10. Col quinto mezzo, si denuncia, nuovamente, la violazione e falsa applicazione del D.P.R. n. 460 del 1996, art. 2, comma 4, perchè applicato in ipotesi diversa rispetto all'accertamento con adesione, in riferimento al quale la disciplina era stata emanata.

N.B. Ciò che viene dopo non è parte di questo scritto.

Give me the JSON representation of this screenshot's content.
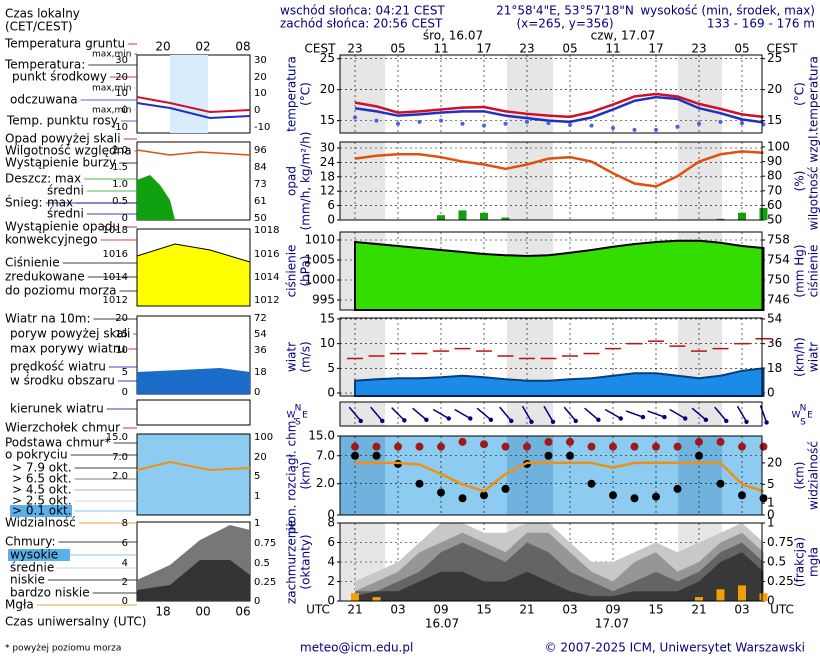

11. I motivi, che, per comodità espositiva, vanno congiuntamente esaminati, sono inammissibili, in quanto difettano di autosufficienza in riferimento agli elementi considerati dall'Ufficio con l'atto impositivo, che, come si è detto al punto 6. non è stato trascritto, sicchè non è neppure noto se l'avviso si sia, o meno, fondato sul D.P.R. n. 460 del 1996. 12. I motivi, ad ogni modo, sono anche infondati, dovendo rilevarsi che la determinazione dell'entità dell'avviamento:

a) è desumibile, anche, mediante l'adozione dei criteri di cui al D.P.R. n. 460 del 1996, ancorchè tali criteri siano relativi ad una disposizione regolamentare che non è direttamente applicabile, perchè enucleata nell'ambito della disciplina dell'accertamento con adesione (Cass. n. 613 del 2006) e che è stata adottata in base ad una norma di legge abrogata (Cass. n. 9115 del 2012);

b) costituisce l'oggetto di un giudizio di fatto rimesso al prudente apprezzamento del giudice di merito ed immune da sindacato di legittimità se adeguatamente motivato (cfr. Cass. n. 2702 del 2002; n. 2204 del 2006; n. 21314 del 2008; n. 2747 del 2012), con la precisazione che la congruità della motivazione della sentenza non può restare nè confermata nè esclusa per il solo fatto che il metodo di calcolo prescelto coincida con quello indicato dal D.P.R. n. 460 del 1996, che, come tutti i metodi pratici di calcolo, lascia sussistere un certo margine di approssimazione, verificabile, come ogni altro modello valutativo (cfr. Cass. n. 613 del 2006 e n. 9115 del 2012, cit.). 13. La deduzione secondo cui l'applicazione del criterio di calcolo dell'avviamento sarebbe avvenuta in modo illegittimo in riferimento al triennio considerato è priva di autosufficienza in quanto non riferisce quando gli effetti della cessione dell'azienda si sarebbero verificati, precisazione che sarebbe stata tanto più necessaria in quanto le cessioni dei beni che la hanno determinata sono intervenute, come si legge nell'impugnata sentenza, il 31.12.2000. 14. La CTR ha ritenuto corretto il valore dell'avviamento determinato dall'Ufficio in riferimento a dati (reddito imponibile e volume d'affari) ritenuti attendibili, perchè mutuati da quelli dichiarati dalla stessa cedente, e tale motivazione, del tutto congrua, è immune alle critiche che le vengono rivolte sotto il profilo motivazionale, con le quali, prospettandosi la bontà dell'utilizzo di altri elementi valutativi, si tende ad un nuovo esame di merito, inammissibile in questa sede di legittimità.

15. Il ricorso va, in conclusione, rigettato. Le spese seguono la soccombenza e si liquidano come da dispositivo.

P.Q.M.

La Corte rigetta il ricorso e condanna la ricorrente al pagamento delle spese liquidate in Euro 2.000,00, oltre a spese prenotate a debito.

Così deciso in Roma, il 6 marzo 2014.